I stumbled across this logic/odds problem, and I admit it took me several googles and re-reads until I finally “got it”. It twisted my brain around enough times that I thought it worthy to post. And since Ph.D. mathemeticians are also often perplexed, it made me feel good when it finally sunk in.

It’s called the “Monty Hall Problem“, named after the old game show host of “Let’s Make a Deal”. Maybe you have heard of this. The problem centers around a choice of three closed doors, one of which has a car behind it, the other two have goats. You are asked to choose a door, so you pick door #1. Then Monty Hall opens up door #3 to reveal a goat, giving you another chance to revise your choice between the remaining closed doors #1 and #2.

(interestingly, I did a silly banner with this concept last year… ):

What should you do?! That is the problem. What are the remaining odds of the last two doors to contain a car vs. a goat?

I’m reading your mind, and you are currently thinking that CLEARLY since there are two left, and we know that one has a goat, and one has a car, that it MUST be 50/50, so it is truly a coin-toss as to which door to choose.

And you are wrong!

Its a really interesting problem, and I read a number of articles on it before I figured out how to put it in terms that make it understandable.

The answer?

The answer is, that you are 2/3 more likely to get the car if you SWITCH your answer, regardless of the initial choice.

WTF?

OK, so I googled this, and found few articles that did a good job explaining this. After much reading, which you may do on your own as well, I figured out that the keys to the “odds factor” in this problem are two-fold:

1) Your initial choice - The most important piece of this puzzle is to understand that your initial choice has a 2/3 chance of picking a GOAT. Let this sink in! When you FIRST PICK, while there are still THREE DOORS to choose from, you most likely get a goat.
2) Monty always eliminates a goat - Since our pal Monty Hall has to open a goat door, this “elimination” isn’t random, and doesn’t change your odds of having a goat!

So, through this process, and because of the odds of your first choice, you will be sitting on two closed doors, with a 2/3 probability that your existing choice is a goat.
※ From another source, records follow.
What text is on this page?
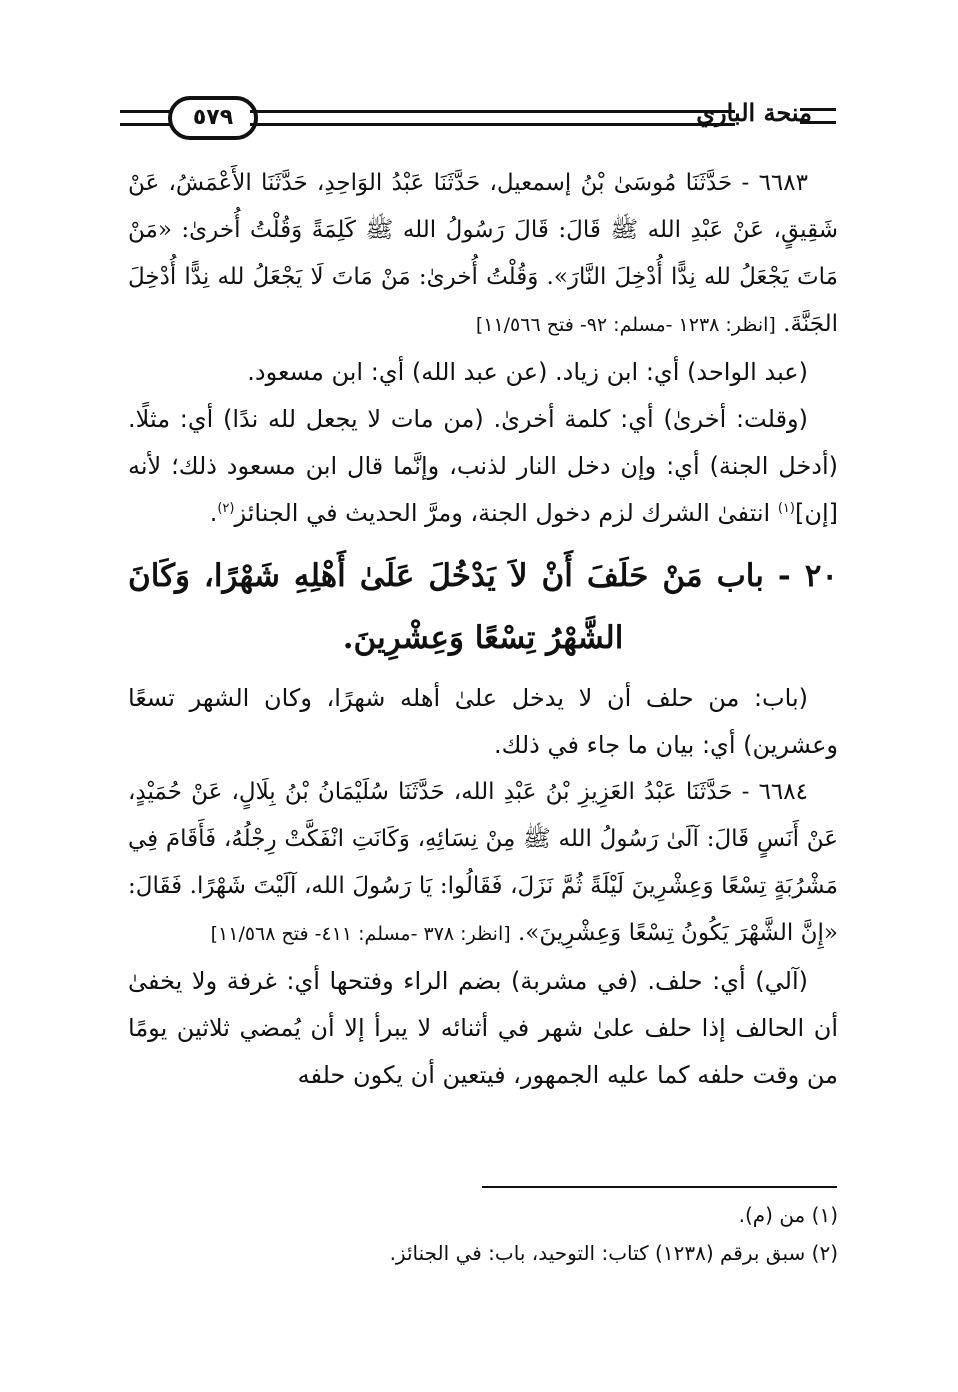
٥٧٩	منحة الباري

٦٦٨٣ - حَدَّثَنَا مُوسَىٰ بْنُ إسمعيل، حَدَّثَنَا عَبْدُ الوَاحِدِ، حَدَّثَنَا الأَعْمَشُ، عَنْ شَقِيقٍ، عَنْ عَبْدِ الله ﷺ قَالَ: قَالَ رَسُولُ الله ﷺ كَلِمَةً وَقُلْتُ أُخرىٰ: «مَنْ مَاتَ يَجْعَلُ لله نِدًّا أُدْخِلَ النَّارَ». وَقُلْتُ أُخرىٰ: مَنْ مَاتَ لَا يَجْعَلُ لله نِدًّا أُدْخِلَ الجَنَّةَ. [انظر: ١٢٣٨ -مسلم: ٩٢- فتح ١١/٥٦٦]

(عبد الواحد) أي: ابن زياد. (عن عبد الله) أي: ابن مسعود.

(وقلت: أخرىٰ) أي: كلمة أخرىٰ. (من مات لا يجعل لله ندًا) أي: مثلًا. (أدخل الجنة) أي: وإن دخل النار لذنب، وإنَّما قال ابن مسعود ذلك؛ لأنه [إن]$^{(١)}$ انتفىٰ الشرك لزم دخول الجنة، ومرَّ الحديث في الجنائز$^{(٢)}$.

٢٠ - باب مَنْ حَلَفَ أَنْ لاَ يَدْخُلَ عَلَىٰ أَهْلِهِ شَهْرًا، وَكَانَ الشَّهْرُ تِسْعًا وَعِشْرِينَ.

(باب: من حلف أن لا يدخل علىٰ أهله شهرًا، وكان الشهر تسعًا وعشرين) أي: بيان ما جاء في ذلك.

٦٦٨٤ - حَدَّثَنَا عَبْدُ العَزِيزِ بْنُ عَبْدِ الله، حَدَّثَنَا سُلَيْمَانُ بْنُ بِلَالٍ، عَنْ حُمَيْدٍ، عَنْ أَنَسٍ قَالَ: آلَىٰ رَسُولُ الله ﷺ مِنْ نِسَائِهِ، وَكَانَتِ انْفَكَّتْ رِجْلُهُ، فَأَقَامَ فِي مَشْرُبَةٍ تِسْعًا وَعِشْرِينَ لَيْلَةً ثُمَّ نَزَلَ، فَقَالُوا: يَا رَسُولَ الله، آلَيْتَ شَهْرًا. فَقَالَ: «إِنَّ الشَّهْرَ يَكُونُ تِسْعًا وَعِشْرِينَ». [انظر: ٣٧٨ -مسلم: ٤١١- فتح ١١/٥٦٨]

(آلي) أي: حلف. (في مشربة) بضم الراء وفتحها أي: غرفة ولا يخفىٰ أن الحالف إذا حلف علىٰ شهر في أثنائه لا يبرأ إلا أن يُمضي ثلاثين يومًا من وقت حلفه كما عليه الجمهور، فيتعين أن يكون حلفه

(١) من (م).

(٢) سبق برقم (١٢٣٨) كتاب: التوحيد، باب: في الجنائز.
This means that 2/3 of the time, the other choice must be a car.

Another way it made sense to me is to look at it in reverse: The only way you can win by not switching is if your first choice is the car.

Here’s a quick diagram of the problem that makes it pretty plain:

Pretty cool, huh? It’s funny too, just read through some of the initial comments by Ph.D. professors on Marilyn vos Savant’s blog. These math types get all fired up about this problem. And it’s really pretty simple in the end… she doesn’t do a good job explaining it though…